• The Lost Party
    Talks a bit about the Republican nomination in advance of the Michigan primary (which Romney eventually won). Since I haven’t been paying attention, this was a good primer on the other candidates (Gingrich, Santorium) and the problems the Republican party has been having this go-around.
  • I Was a Warehouse Wage Slave
    Every time you order something online, your product is being picked and shipped from some warehouse; but what is it like to be one of those pickers?

    The gal conducting our training reminds us again that we cannot miss any days our first week. There are NO exceptions to this policy. She says to take Brian, for example, who’s here with us in training today. Brian already went through this training, but then during his first week his lady had a baby, so he missed a day and he had to be fired. Having to start the application process over could cost a brand-new dad like Brian a couple of weeks’ worth of work and pay. Okay? Everybody turn around and look at Brian. Welcome back, Brian. Don’t end up like Brian.

  • Those Fabulous Confabs
    The story of the TED conference and the general popularity of “Big Idea” conferences.
  • On The Market
    While the title is a bit ambiguous, this article is unintuitively about working at the Sotheby’s auction house in New York. Another great article looking in on a lifestyle and career that I’m not familiar with.

    These girls seemed immune to New York’s damning seasons, which always threaten to expose one’s tax bracket, especially if it is low. The summer sun didn’t melt their makeup, and the winter wind didn’t mar their manes. They were driven in cars and cabs that were kept at a constant 68 degrees. At night and on weekends, they attended galas, museum openings, and brunches in East Hampton. But during business hours, they went on client visits, consulted on prices, and tirelessly secured property. They were friendly on the phone, enthusiastic about the art, and harder working than people who look and talk like that usually need to be.

  • The Man Who Broke Atlantic City
    When you hear a gambling story with a title like this, you immediately think a con or the MIT card counting team. Not this one though, this is a story of a guy who strategically won over $10 million using his smarts and declining economic conditions for the casinos.
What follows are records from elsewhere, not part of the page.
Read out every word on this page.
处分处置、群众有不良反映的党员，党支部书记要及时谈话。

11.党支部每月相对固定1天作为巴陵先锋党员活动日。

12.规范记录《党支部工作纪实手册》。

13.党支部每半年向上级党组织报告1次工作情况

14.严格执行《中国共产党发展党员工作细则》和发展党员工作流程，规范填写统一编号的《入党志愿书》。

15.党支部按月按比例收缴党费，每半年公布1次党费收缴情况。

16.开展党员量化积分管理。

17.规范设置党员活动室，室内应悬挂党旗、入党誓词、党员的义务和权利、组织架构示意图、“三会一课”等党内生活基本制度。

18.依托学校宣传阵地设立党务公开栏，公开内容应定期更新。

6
    But two years ago, Johnson says, the casinos started getting desperate. With their table-game revenues tanking and the number of whales diminishing, casino marketers began to compete more aggressively for the big spenders. After all, one high roller who has a bad night can determine whether a casino’s table games finish a month in the red or in the black. Inside the casinos, this heightened the natural tension between the marketers, who are always pushing to sweeten the discounts, and the gaming managers, who want to maximize the house’s statistical edge. But month after month of declining revenues strengthened the marketers’ position. By late 2010, the discounts at some of the strapped Atlantic City casinos began creeping upward, as high as 20 percent.